Alighting onto a branch next to me, the little fairy tinkled. I shook my head. “Sorry. I can’t understand you.”
She stamped her feet, her hands on her hips.
Maybe this was a mistake. Tink had never really liked me.
The fairy shot straight up into the sky.
“Hey! Wait!” I flew after her. We went up so high, we were above the clouds and the vast stretch of sea laid out before me, the sun beating down, the breeze whipping at my braid. The Jolly Roger was moored out among the rolling, choppy waters.
Tink dropped close to the cloud and pointed toward the pirate ship, no more than a toy model I and my brothers used to play with from this height. “It looks as if the rear window is open?” I looked at Tink for confirmation.
She gave me a mock hand clap. I assumed that meant I was on track. Then the little fairy curled her finger and shook it.
“Those are Hook’s quarters?”
Tink clapped her hands again. Then shook her curled finger again at me.
“And Hook is in there?”
Another hand clap.
I squinted at the ship. I didn’t see any movement on deck. “What about the watch?” If I dropped below the sparse smattering of clouds and approached the Jolly Roger, I’d be seen.
Tink folded her hands and pressed her head against them, pretending to snore.
“They’re asleep?”
Again, she gave me a hand clap.
“And Hook?”
She pretended to snore some more.
“He’s asleep, too?”
More clapping.
“I guess now is a good time to go.”
The little fairy tapped her foot and gave me a look that seemed to say. “What are you waiting for?”
“Thanks, Tink.”
She rolled her eyes in response and zipped off. I took a deep breath and double-checked my knives. This was it. I dropped beneath the clouds and descended to the Jolly Roger.
Part of me was tense, waiting to be spotted and the alarm to be sounded any moment, but I made it to the ajar window with no noticeable sign from the tenants on board the ship. The opening was large enough for me to slip right through.
I landed, near silently, onto the wooden floor.
Hook’s quarters were spacious. I saw a bed through a small door, but the main area comprised a large wooden desk, an armoire with a mirror, and walls made of drawers and other compartments. A length of rope knocked steadily against the one wooden post in the middle of the room, timing the rock of the ship.

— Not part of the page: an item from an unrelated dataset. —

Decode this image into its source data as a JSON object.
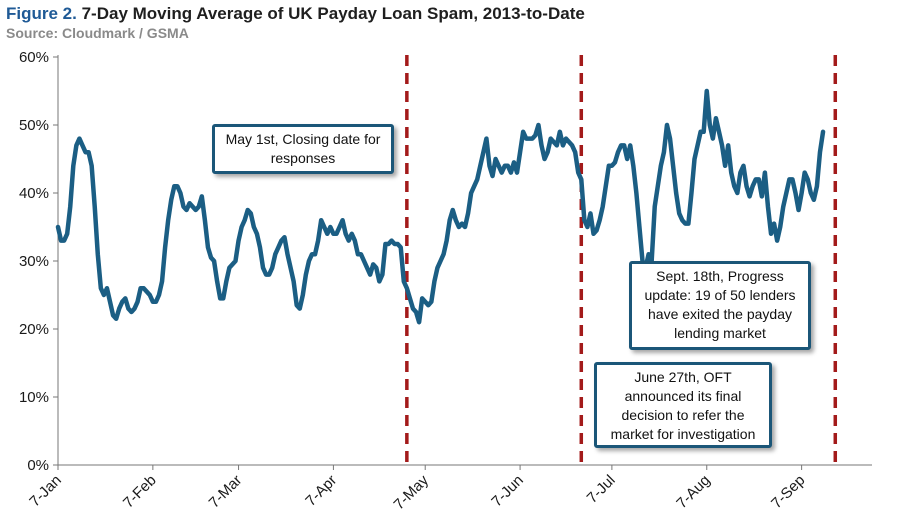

And there he was. Hook lay on a thin chaise longue, out cold, a cup of ginger-colored rum in his good hand, resting on the floor. His ruffled shirt was split open, revealing a tattooed chest and his hook rested gently on his stomach, rising and falling with his breaths. A small earring pierced his left ear, and a golden chain bunched around his Adam’s apple, the end disappearing into his shirt. He was tall and a little lean, though the thickness in his neck, not to mention the thin fabric covering his torso, revealed he possessed plenty of muscle.
I crept toward him. He was… handsome. In my mind, I always remembered Hook as a man so much older than me, but as I gazed upon him, I noticed his unblemished face, and his disheveled locks,as black as night, with not one gray hair. A light shadow covered his cheeks and chin. He appeared to be somewhere around the age of twenty-five. Neverland stopped time for everyone. It was only I who had grown and matured in the eight years since I’d been gone.
I paused right next to him and glared down at his still form. Matured enough to be more than a match for the man before me. The coldness rose into my veins. An icy anger that went beyond anything I’d felt before. Forget trying to get on his good side. I’d give him one chance to reveal the location of the magical book Peter wanted, and if he refused, I’d end him. Reaching to my thigh, I pulled my first throwing knife, clenching it in my palm.
Hook’s eyes flew open, and he jolted up from the chaise longue. I had barely enough time to realize I’d been played before I found myself in the arms of the captain of the Jolly Roger. He held me pinned against his chest, his good arm spanning across me to keep both of mine trapped at my sides. A cold metal point pricked against my throat. Somehow when he stopped moving, we both stood in front of the full-length mirror on the outside of his armoire.